The Navitimer of Yore
To that end, the watch was equipped with two critical features: the chronograph and the circular slide rule. The former is easy enough to understand – various flight operations must be timed to the second, and a wrist-worn chronograph meets this need perfectly. The latter, on the other hand, is essentially a mechanical calculator. By turning the bidirectional rotating bezel to align the flange’s markings with those printed on the outer dial, calculations can be quickly made, even those involving multiplication and division. Since digital calculators didn’t appear until a decade or so after the Navitimer’s introduction (and computerised systems even later), one can imagine just how useful the Navitimer was.

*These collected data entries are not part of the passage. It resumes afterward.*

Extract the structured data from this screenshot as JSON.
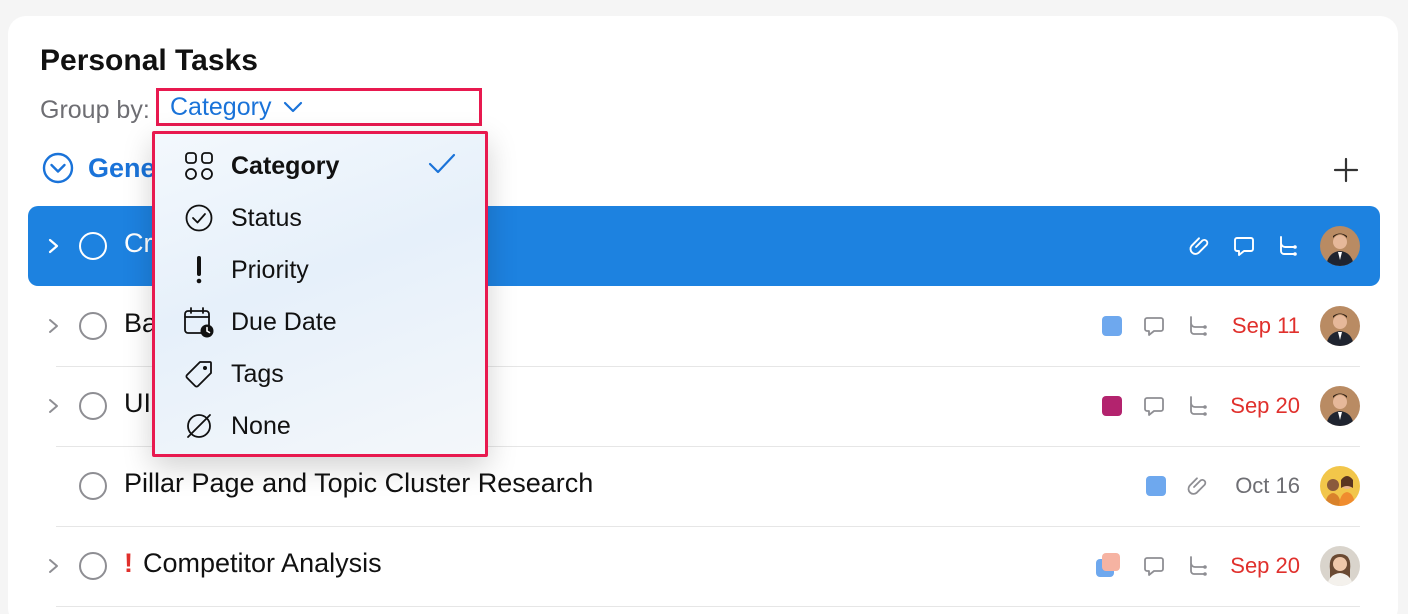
{
  "page": {
    "title": "Personal Tasks"
  },
  "group_by": {
    "label": "Group by:",
    "selected": "Category",
    "options": [
      {
        "label": "Category",
        "icon": "category-grid-icon",
        "selected": true
      },
      {
        "label": "Status",
        "icon": "status-check-circle-icon",
        "selected": false
      },
      {
        "label": "Priority",
        "icon": "priority-exclamation-icon",
        "selected": false
      },
      {
        "label": "Due Date",
        "icon": "due-date-calendar-icon",
        "selected": false
      },
      {
        "label": "Tags",
        "icon": "tag-icon",
        "selected": false
      },
      {
        "label": "None",
        "icon": "none-slash-circle-icon",
        "selected": false
      }
    ]
  },
  "group": {
    "title": "Gene",
    "icon": "collapse-chevron-circle-icon"
  },
  "tasks": [
    {
      "title": "Cr",
      "selected": true,
      "priority": false,
      "due": "",
      "icons": [
        "attachment-icon",
        "comment-icon",
        "subtask-icon"
      ],
      "avatar": "avatar-man-suit"
    },
    {
      "title": "Ba",
      "selected": false,
      "priority": false,
      "color": "#6ea8ee",
      "due": "Sep 11",
      "icons": [
        "comment-icon",
        "subtask-icon"
      ],
      "avatar": "avatar-man-suit"
    },
    {
      "title": "UI",
      "selected": false,
      "priority": false,
      "color": "#b3236e",
      "due": "Sep 20",
      "icons": [
        "comment-icon",
        "subtask-icon"
      ],
      "avatar": "avatar-man-suit"
    },
    {
      "title": "Pillar Page and Topic Cluster Research",
      "selected": false,
      "priority": false,
      "color": "#6ea8ee",
      "due": "Oct 16",
      "icons": [
        "attachment-icon"
      ],
      "avatar": "avatar-women-group"
    },
    {
      "title": "Competitor Analysis",
      "selected": false,
      "priority": true,
      "priority_mark": "!",
      "colors": [
        "#6ea8ee",
        "#f6b3a2"
      ],
      "due": "Sep 20",
      "icons": [
        "comment-icon",
        "subtask-icon"
      ],
      "avatar": "avatar-woman"
    }
  ],
  "colors": {
    "accent": "#1a73d9",
    "selection": "#1d82e0",
    "overdue": "#e0302c",
    "highlight_border": "#e8194f"
  }
}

The modern aircraft’s instrument panel and flight systems are all computerised today, which has rendered the Navitimer obsolete. The watch, however, retains its legendary status as an instrument that pilots relied on in an earlier period of human flight – an authentic tool watch that ushered in and served through the golden age of aviation. Coupled with its distinctive design, it’s no wonder that the Navitimer remains a beloved icon.
The Navitimer 1 B01 Chronograph 43 Pan Am Edition
Breitling produces several versions of the Navitimer. The Navitimer 1 B01 Chronograph 43 Pan Am Edition ($12,500) featured here pays tribute to the eponymous airline, and is part of a trio in the brand’s capsule collection that also honours Swissair and Trans World Airlines. The watch is largely similar to the “stock” 43-millimetre version of the Navitimer, but comes dressed in Pan Am’s signature blue, with red accents for visibility. It also has a different set of hands that bear a design harking back to chronographs from the past. Everything else is familiar, from the busy yet legible dial to the pump style chronograph pushers, and even the beaded bezel.
Breitling has opted to equip this watch with its in-house B01 calibre, which is visually represented by the contrasting sub-dials. This self-winding movement is column wheel actuated for better tactility, and uses a vertical clutch that gives the chronograph seconds hand confident starts and stops. The movement is also COSC-certified, and has a 70-hour power reserve.